Its very description hints that it is a great tool to compute all sorts of aggregates on a collection, like sum, max etc. Yeah, scala collections actually provide all these functions, but they serve as a good example use case.
On the specifics of your question, let me point out that this can be easily done using groupBy:
def times(l: List[Char]) = l.groupBy(c => c).mapValues(_.size).toList
times(List('a','b','a')) // outputs List[(Char, Int)] = List((b,1), (a,2))
.groupBy(c => c) gives you Map[Char,List[Char]] = Map(b -> List(b), a -> List(a, a))

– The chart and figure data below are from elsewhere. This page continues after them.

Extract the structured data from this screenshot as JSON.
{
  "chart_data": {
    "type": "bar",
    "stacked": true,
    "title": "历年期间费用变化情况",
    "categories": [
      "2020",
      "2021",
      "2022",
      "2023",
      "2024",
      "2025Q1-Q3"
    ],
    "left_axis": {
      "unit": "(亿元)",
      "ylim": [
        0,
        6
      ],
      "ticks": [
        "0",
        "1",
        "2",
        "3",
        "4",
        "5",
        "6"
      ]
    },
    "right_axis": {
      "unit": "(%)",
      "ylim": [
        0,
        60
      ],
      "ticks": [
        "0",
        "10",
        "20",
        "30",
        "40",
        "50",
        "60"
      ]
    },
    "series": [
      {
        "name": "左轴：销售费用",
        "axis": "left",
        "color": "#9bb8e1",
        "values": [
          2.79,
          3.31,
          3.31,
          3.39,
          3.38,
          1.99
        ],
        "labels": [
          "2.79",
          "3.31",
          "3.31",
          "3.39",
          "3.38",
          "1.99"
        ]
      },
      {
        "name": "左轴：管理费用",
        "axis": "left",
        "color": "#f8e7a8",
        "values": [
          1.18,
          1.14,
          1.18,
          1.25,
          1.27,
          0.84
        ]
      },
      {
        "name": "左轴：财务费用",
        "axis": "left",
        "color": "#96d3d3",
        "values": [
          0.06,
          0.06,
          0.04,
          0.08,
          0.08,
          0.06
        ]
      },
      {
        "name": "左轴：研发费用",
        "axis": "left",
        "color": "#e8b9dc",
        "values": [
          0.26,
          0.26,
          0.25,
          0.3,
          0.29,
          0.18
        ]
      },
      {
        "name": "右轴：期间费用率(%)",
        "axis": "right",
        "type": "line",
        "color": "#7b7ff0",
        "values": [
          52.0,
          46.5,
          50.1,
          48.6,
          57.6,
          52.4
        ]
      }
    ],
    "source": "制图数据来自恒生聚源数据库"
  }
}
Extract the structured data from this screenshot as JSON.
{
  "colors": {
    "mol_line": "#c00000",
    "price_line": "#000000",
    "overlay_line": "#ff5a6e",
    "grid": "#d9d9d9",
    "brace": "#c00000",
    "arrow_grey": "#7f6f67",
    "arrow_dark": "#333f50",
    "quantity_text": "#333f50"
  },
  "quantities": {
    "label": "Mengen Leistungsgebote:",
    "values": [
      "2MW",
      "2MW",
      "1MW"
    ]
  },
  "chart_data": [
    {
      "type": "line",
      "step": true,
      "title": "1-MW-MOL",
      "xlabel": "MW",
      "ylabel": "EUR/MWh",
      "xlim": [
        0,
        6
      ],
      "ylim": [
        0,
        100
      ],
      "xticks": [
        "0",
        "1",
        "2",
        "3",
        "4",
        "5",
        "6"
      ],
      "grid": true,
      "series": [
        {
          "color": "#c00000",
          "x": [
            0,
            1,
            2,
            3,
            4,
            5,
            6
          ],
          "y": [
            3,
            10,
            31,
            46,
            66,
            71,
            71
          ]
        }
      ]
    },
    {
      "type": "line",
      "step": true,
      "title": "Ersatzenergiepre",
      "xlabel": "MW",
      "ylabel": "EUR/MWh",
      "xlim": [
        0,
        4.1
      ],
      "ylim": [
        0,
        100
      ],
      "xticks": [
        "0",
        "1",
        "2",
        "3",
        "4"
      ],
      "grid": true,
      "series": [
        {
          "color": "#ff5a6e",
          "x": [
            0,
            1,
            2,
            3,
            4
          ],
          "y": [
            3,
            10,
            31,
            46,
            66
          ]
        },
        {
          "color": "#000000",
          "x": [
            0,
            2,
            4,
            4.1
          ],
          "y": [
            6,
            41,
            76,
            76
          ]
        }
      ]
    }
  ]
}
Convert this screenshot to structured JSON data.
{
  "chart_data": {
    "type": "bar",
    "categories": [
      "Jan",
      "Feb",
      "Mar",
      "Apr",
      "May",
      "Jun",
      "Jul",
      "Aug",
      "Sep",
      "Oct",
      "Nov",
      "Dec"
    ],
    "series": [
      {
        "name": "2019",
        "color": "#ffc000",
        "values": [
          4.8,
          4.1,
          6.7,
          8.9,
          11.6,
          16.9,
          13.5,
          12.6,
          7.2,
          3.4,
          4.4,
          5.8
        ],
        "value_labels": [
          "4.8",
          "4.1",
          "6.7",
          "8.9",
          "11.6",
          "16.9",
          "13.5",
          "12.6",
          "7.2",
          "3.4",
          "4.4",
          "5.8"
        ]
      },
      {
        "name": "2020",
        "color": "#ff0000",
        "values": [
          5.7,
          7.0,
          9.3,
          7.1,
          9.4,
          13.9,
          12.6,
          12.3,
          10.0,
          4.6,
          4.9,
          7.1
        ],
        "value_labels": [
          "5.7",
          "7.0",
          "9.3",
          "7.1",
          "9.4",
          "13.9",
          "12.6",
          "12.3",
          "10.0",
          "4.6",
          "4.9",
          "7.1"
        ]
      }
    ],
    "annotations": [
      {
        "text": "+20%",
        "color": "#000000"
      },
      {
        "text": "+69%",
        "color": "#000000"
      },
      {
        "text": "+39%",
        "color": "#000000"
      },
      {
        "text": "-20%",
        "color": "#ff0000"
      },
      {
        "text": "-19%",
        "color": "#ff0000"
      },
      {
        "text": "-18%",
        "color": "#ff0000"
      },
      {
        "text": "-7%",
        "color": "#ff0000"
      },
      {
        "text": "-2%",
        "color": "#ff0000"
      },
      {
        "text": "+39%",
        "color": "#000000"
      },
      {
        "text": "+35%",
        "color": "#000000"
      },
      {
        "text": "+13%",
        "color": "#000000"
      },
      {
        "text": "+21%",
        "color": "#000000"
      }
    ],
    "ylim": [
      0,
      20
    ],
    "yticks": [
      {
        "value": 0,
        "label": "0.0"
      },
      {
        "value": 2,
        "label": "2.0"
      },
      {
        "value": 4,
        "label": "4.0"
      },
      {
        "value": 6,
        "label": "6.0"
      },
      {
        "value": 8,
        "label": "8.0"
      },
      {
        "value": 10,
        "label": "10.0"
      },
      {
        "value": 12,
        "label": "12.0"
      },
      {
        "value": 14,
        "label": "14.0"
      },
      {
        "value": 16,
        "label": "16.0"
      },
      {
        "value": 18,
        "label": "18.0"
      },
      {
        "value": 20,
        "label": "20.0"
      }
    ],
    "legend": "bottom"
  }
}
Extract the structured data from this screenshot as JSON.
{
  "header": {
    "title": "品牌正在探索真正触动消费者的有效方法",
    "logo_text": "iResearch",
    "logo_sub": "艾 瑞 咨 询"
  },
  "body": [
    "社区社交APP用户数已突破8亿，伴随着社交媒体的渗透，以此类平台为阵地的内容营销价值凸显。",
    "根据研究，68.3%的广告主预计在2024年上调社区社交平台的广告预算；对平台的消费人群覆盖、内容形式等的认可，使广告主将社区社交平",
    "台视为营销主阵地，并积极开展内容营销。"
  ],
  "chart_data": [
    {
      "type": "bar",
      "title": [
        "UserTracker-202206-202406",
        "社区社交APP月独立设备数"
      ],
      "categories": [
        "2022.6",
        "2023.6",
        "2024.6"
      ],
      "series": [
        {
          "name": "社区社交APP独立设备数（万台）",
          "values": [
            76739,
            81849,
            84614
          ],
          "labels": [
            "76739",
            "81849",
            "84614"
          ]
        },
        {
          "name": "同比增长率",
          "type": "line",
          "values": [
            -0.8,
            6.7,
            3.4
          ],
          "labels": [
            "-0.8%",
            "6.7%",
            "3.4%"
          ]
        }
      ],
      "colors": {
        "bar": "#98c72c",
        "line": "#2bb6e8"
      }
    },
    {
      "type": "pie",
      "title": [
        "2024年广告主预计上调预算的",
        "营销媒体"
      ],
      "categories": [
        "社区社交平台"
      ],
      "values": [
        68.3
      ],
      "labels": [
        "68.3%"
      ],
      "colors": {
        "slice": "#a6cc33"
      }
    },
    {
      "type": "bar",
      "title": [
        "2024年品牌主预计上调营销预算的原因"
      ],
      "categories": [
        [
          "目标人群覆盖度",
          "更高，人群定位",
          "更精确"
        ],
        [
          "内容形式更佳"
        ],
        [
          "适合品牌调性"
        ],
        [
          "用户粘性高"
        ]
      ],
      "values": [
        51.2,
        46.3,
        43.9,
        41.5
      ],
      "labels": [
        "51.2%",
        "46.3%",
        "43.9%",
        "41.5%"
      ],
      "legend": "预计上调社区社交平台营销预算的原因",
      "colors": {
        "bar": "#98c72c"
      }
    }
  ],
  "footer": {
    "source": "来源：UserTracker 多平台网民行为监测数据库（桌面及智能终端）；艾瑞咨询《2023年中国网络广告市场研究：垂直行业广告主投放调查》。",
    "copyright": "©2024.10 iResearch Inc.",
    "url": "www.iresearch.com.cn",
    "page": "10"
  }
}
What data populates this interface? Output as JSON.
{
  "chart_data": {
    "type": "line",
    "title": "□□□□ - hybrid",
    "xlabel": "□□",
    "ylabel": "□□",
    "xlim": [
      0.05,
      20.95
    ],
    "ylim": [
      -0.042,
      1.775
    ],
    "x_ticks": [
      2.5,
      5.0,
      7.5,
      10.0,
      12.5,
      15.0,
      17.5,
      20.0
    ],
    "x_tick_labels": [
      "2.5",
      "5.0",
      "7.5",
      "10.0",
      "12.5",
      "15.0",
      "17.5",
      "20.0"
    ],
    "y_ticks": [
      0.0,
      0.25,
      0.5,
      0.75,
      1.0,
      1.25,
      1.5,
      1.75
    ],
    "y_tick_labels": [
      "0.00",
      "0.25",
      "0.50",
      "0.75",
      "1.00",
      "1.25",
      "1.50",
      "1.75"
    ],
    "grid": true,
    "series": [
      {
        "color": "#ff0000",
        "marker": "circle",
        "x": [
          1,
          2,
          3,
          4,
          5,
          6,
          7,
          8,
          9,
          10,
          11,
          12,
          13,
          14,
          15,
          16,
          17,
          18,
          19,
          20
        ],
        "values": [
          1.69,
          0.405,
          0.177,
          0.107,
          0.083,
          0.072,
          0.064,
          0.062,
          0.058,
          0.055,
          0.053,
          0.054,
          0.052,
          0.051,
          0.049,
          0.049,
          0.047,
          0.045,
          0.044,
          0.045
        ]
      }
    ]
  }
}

Then we use .mapValues(_.size) to map the values of the map to the size of the grouped sub-collections: Map[Char,Int] = Map(b -> 1, a -> 2).
Finally, you convert the map to a list of key-value tuples with .toList to get the final result.
Lastly, if you don't care about the order of the output list as you said, then leaving the output as a Map[Char,Int] conveys better this decision (instead of converting it to a list).